Example 2: New business proposal

Design a SaaS business model for an AI-powered document management
platform targeting SMBs. Use Lean Canvas and include a value
proposition analysis, revenue model, and key metrics.

Example 3: SWOT and strategic options

Run a Cross-SWOT analysis for our retail chain.
Strengths: strong brand, 200 locations.
Weaknesses: no e-commerce, aging IT systems.
Opportunities: online-to-offline, subscription models.
Threats: Amazon, rising rent costs.
Derive prioritized strategic options.

Example 4: Portfolio analysis for a conglomerate

We have 4 business units:
A) Enterprise software (high growth, market leader)
B) Legacy hardware (flat growth, #1 share)
C) Cloud services (high growth, #4 in market)
D) Print services (declining, small share)
Run BCG and Ansoff analysis and recommend investment allocation.

Example 5: Business Model Canvas for a platform business

We're building a B2B marketplace connecting manufacturers
with logistics providers. Create a Business Model Canvas
covering all 9 blocks, and identify the key revenue model
options (transaction fee, subscription, or hybrid).

Tips & Best Practices

  • Ground analysis in data. Avoid vague SWOT entries like “strong brand.” Instead use measurable statements: “Brand recognition at 78% in target segment (industry average: 45%).”
  • Cross-SWOT over plain SWOT. A plain SWOT list is descriptive; Cross-SWOT generates actionable strategy options from the intersections.
  • Limit initiatives. A plan with 20 strategic initiatives lacks focus. Aim for 5-7 high-priority initiatives.
  • Use Mermaid Gantt for roadmaps. The visual timeline helps stakeholders grasp phasing and dependencies at a glance.
  • Write the executive summary last.
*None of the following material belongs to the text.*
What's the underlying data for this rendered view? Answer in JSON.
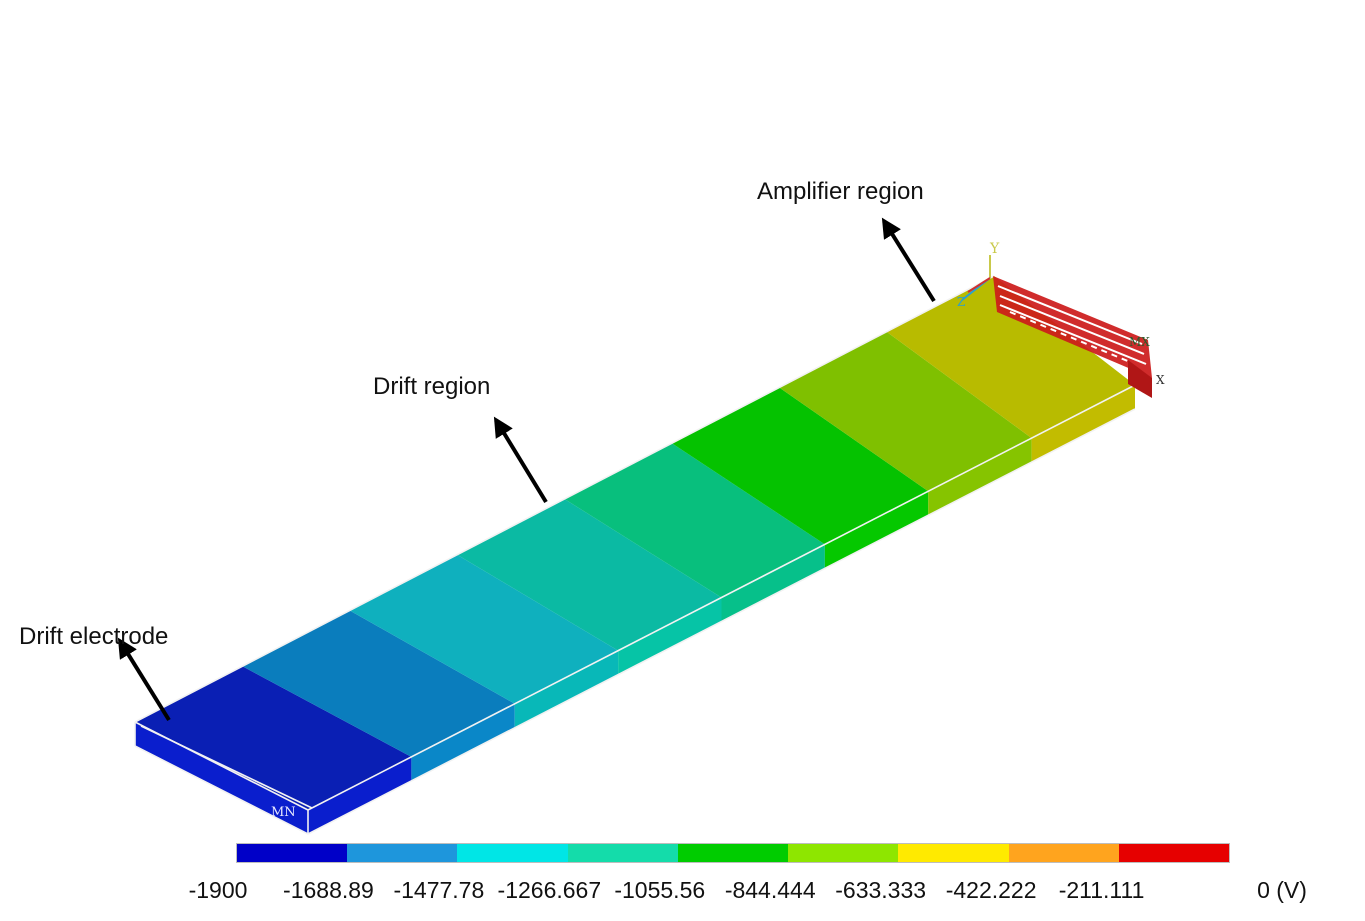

Complete all analysis first, then distill the key messages into a concise one-page summary.
  • Validate portfolio scoring criteria upfront. Agree on evaluation weights with stakeholders before scoring business units to avoid bias debates later.

Troubleshooting

SWOT analysis is too vague to be actionable

Symptom: SWOT entries like “good team” or “market opportunity” without specifics.
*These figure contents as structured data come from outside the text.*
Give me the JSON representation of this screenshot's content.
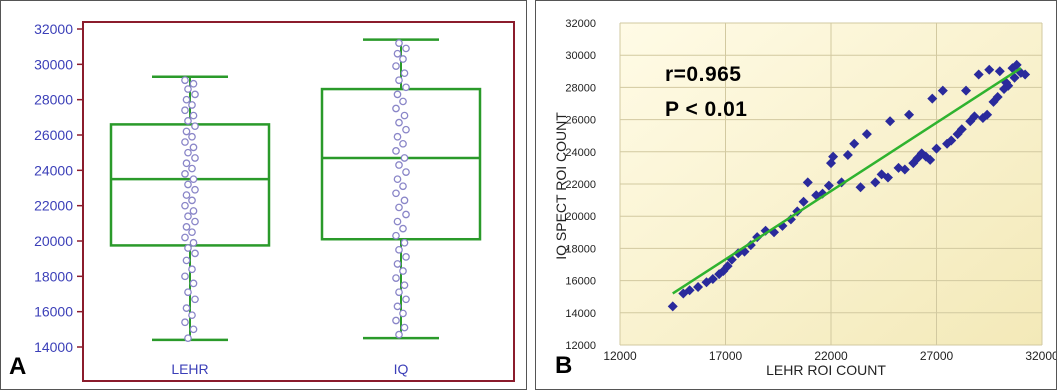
{
  "colors": {
    "frame_a": "#8b1c2c",
    "box": "#2a9a2a",
    "dot": "#8a86c8",
    "axis_text_a": "#3b3fb8",
    "plot_bg_b": "#fbf5d6",
    "grid_b": "#d2c9a0",
    "diamond": "#2a2a9c",
    "fit_line": "#2fb32f"
  },
  "chart_data": [
    {
      "panel_label": "A",
      "type": "box",
      "categories": [
        "LEHR",
        "IQ"
      ],
      "ylim": [
        14000,
        32000
      ],
      "yticks": [
        "14000",
        "16000",
        "18000",
        "20000",
        "22000",
        "24000",
        "26000",
        "28000",
        "30000",
        "32000"
      ],
      "boxes": [
        {
          "category": "LEHR",
          "min": 14400,
          "q1": 19750,
          "median": 23500,
          "q3": 26600,
          "max": 29300,
          "points": [
            14500,
            15000,
            15400,
            15800,
            16200,
            16700,
            17100,
            17600,
            18000,
            18400,
            18900,
            19300,
            19600,
            19900,
            20200,
            20500,
            20800,
            21100,
            21400,
            21700,
            22000,
            22300,
            22600,
            22900,
            23200,
            23500,
            23800,
            24100,
            24400,
            24700,
            25000,
            25300,
            25600,
            25900,
            26200,
            26500,
            26800,
            27100,
            27400,
            27700,
            28000,
            28300,
            28600,
            28900,
            29100
          ]
        },
        {
          "category": "IQ",
          "min": 14500,
          "q1": 20100,
          "median": 24700,
          "q3": 28600,
          "max": 31400,
          "points": [
            14700,
            15100,
            15500,
            15900,
            16300,
            16700,
            17100,
            17500,
            17900,
            18300,
            18700,
            19100,
            19500,
            19900,
            20300,
            20700,
            21100,
            21500,
            21900,
            22300,
            22700,
            23100,
            23500,
            23900,
            24300,
            24700,
            25100,
            25500,
            25900,
            26300,
            26700,
            27100,
            27500,
            27900,
            28300,
            28700,
            29100,
            29500,
            29900,
            30300,
            30600,
            30900,
            31200
          ]
        }
      ]
    },
    {
      "panel_label": "B",
      "type": "scatter",
      "xlabel": "LEHR ROI COUNT",
      "ylabel": "IQ SPECT ROI COUNT",
      "xlim": [
        12000,
        32000
      ],
      "ylim": [
        12000,
        32000
      ],
      "xticks": [
        "12000",
        "17000",
        "22000",
        "27000",
        "32000"
      ],
      "yticks": [
        "12000",
        "14000",
        "16000",
        "18000",
        "20000",
        "22000",
        "24000",
        "26000",
        "28000",
        "30000",
        "32000"
      ],
      "annotation_r": "r=0.965",
      "annotation_p": "P < 0.01",
      "fit_line": {
        "x": [
          14500,
          31000
        ],
        "y": [
          15200,
          29200
        ]
      },
      "points": [
        [
          14500,
          14400
        ],
        [
          15000,
          15200
        ],
        [
          15300,
          15400
        ],
        [
          15700,
          15600
        ],
        [
          16100,
          15900
        ],
        [
          16400,
          16100
        ],
        [
          16700,
          16400
        ],
        [
          16900,
          16600
        ],
        [
          17100,
          16900
        ],
        [
          17300,
          17300
        ],
        [
          17600,
          17700
        ],
        [
          17900,
          17800
        ],
        [
          18200,
          18200
        ],
        [
          18500,
          18700
        ],
        [
          18900,
          19100
        ],
        [
          19300,
          19000
        ],
        [
          19700,
          19400
        ],
        [
          20100,
          19800
        ],
        [
          20400,
          20300
        ],
        [
          20700,
          20900
        ],
        [
          20900,
          22100
        ],
        [
          21300,
          21300
        ],
        [
          21600,
          21400
        ],
        [
          21900,
          21900
        ],
        [
          22000,
          23300
        ],
        [
          22100,
          23700
        ],
        [
          22500,
          22100
        ],
        [
          22800,
          23800
        ],
        [
          23100,
          24500
        ],
        [
          23400,
          21800
        ],
        [
          23700,
          25100
        ],
        [
          24100,
          22100
        ],
        [
          24400,
          22600
        ],
        [
          24700,
          22400
        ],
        [
          24800,
          25900
        ],
        [
          25200,
          23000
        ],
        [
          25500,
          22900
        ],
        [
          25700,
          26300
        ],
        [
          25900,
          23300
        ],
        [
          26100,
          23600
        ],
        [
          26300,
          23900
        ],
        [
          26500,
          23700
        ],
        [
          26700,
          23500
        ],
        [
          26800,
          27300
        ],
        [
          27000,
          24200
        ],
        [
          27300,
          27800
        ],
        [
          27500,
          24500
        ],
        [
          27700,
          24700
        ],
        [
          28000,
          25100
        ],
        [
          28200,
          25400
        ],
        [
          28400,
          27800
        ],
        [
          28600,
          25900
        ],
        [
          28800,
          26200
        ],
        [
          29000,
          28800
        ],
        [
          29200,
          26100
        ],
        [
          29400,
          26300
        ],
        [
          29500,
          29100
        ],
        [
          29700,
          27100
        ],
        [
          29900,
          27400
        ],
        [
          30000,
          29000
        ],
        [
          30200,
          27900
        ],
        [
          30300,
          28300
        ],
        [
          30400,
          28100
        ],
        [
          30600,
          29200
        ],
        [
          30700,
          28600
        ],
        [
          30800,
          29400
        ],
        [
          31000,
          28900
        ],
        [
          31200,
          28800
        ]
      ]
    }
  ]
}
Solution: Provide Claude with concrete data points – financial metrics, market share figures, customer survey results, or competitor benchmarks. Ask Claude to rewrite each SWOT entry with a measurable indicator. If data is unavailable, label entries as “(estimate)” and plan primary research to validate them.

Strategic plan has too many initiatives

Symptom: The plan lists 15-20 initiatives with no clear prioritization.

Solution: Ask Claude to apply the weighted scoring matrix (strategic fit, feasibility, impact, urgency) and limit the output to the top 5-7 initiatives. Use the phrase: “Prioritize to no more than 7 initiatives and explain what was deprioritized and why.”

Portfolio analysis feels subjective

Symptom: BCG or GE matrix placement depends heavily on the evaluator’s judgment.

Solution: Define scoring criteria and weights before starting the analysis. Share these with stakeholders for agreement. Use quantitative data (market growth rates from industry reports, revenue share figures) wherever possible. Where estimates are necessary, flag them and run sensitivity analysis on the placement.